Infections caused by A. baumannii are associated with considerable attributable mortality and the prognosis of such infections varies considerably [19, 21]. Good prognosis is associated with local infection or trauma, absence of MDR strains, medical conditions other than malignancy or burns as well as prompt and efficient antimicrobial therapy [6, 11]. Poor outcome is associated with: burns or malignancy being the underlying medical condition, age more than 65 years, presence of virulent strain or MDR organism, late or inappropriate antimicrobial therapy, disseminated intravascular coagulation or coagulopathy, bacteremia or septic shock, mechanical ventilation, and rapidly progressive or ultimately fatal illness [6, 10, 11, 14, 16]. Pneumonia, bacteremia, and inappropriate therapy are associated with high mortality [19, 21]. Mortality rates in patients with A. baumannii bacteremia range from as low as 5% in general wards to as high as 54 to 63% in ICUs. The overall mortality associated with A. baumannii bacteremia ranges between 25 and 54% and depends on the physical condition of the patient. Even in critically ill patients, certain studies have shown that the attributable MR to A. baumannii bacteremia varies between 7.8 and 19% [6, 10, 14, 27]. The ultimate outcome of A. baumannii infections correlates well with the type of underlying medical illness, polymicrobial bacteremia, and appropriate antibiotic therapy [11].
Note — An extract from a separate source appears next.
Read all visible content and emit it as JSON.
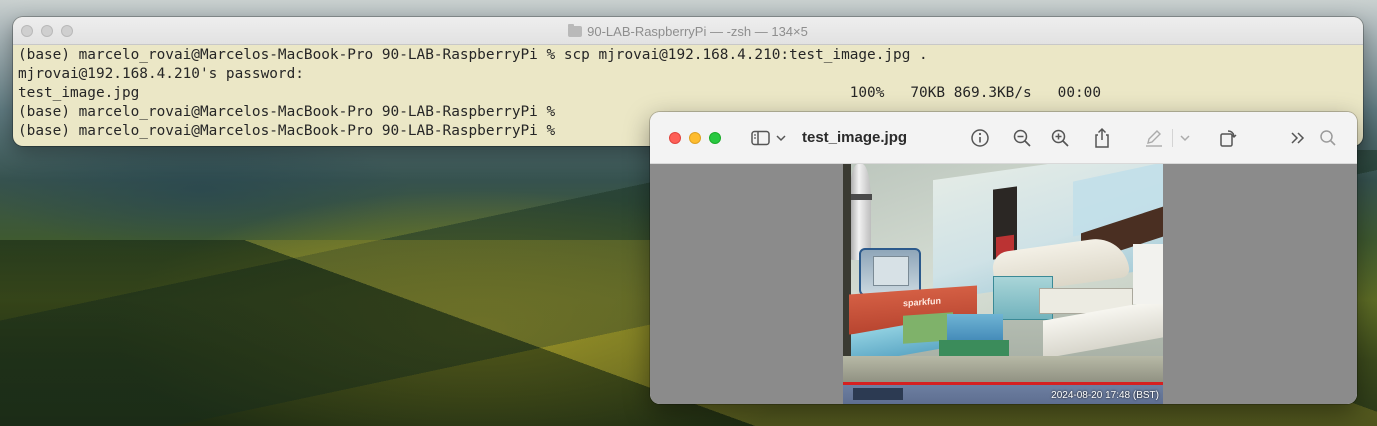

The patient presented was severely immunocompromised due to having high-risk AML, the repeated cycles of cytotoxic chemotherapy given to control her primary refractory leukemia, the conditioning chemotherapy and radiotherapy given just before HSCT, and the immunosuppressive therapy administered following her stem cell allograft. She also suffered serious infective complications following the induction and salvage cycles of chemotherapy. The CVC was an additional predisposing factor for her A. baumannii bacteremia. Administration of imipenem and removal of the CVC, which could have been the source of infection in the absence of a clear clinical focus, were vital to control the bacteremic episode. Prompt intervention with hydration and stat doses of the second-line empirical antibiotics reversed her septic episode and prevented the need for higher level of care in the ICU.

4. Conclusion

Acinetobacter infections predominantly occur in immunocompromised patients and chronically ill individuals. These infections are variable in severity and clinical presentation but may be lethal. CVC-related infections are common in patients with hematologic malignancy receiving immunosuppressive therapies. Increasing levels of resistance to several classes of antimicrobial agents are a real concern. Early administration of appropriate antimicrobial therapy and removal of the source of infection, if found, are essential to control such infections.

Conflict of Interests

The authors declare that there is no conflict of interests.


The authors are grateful to all medical, nursing, and technical staff at KFSH in Dammam, Saudi Arabia, who participated in the management of the patient presented.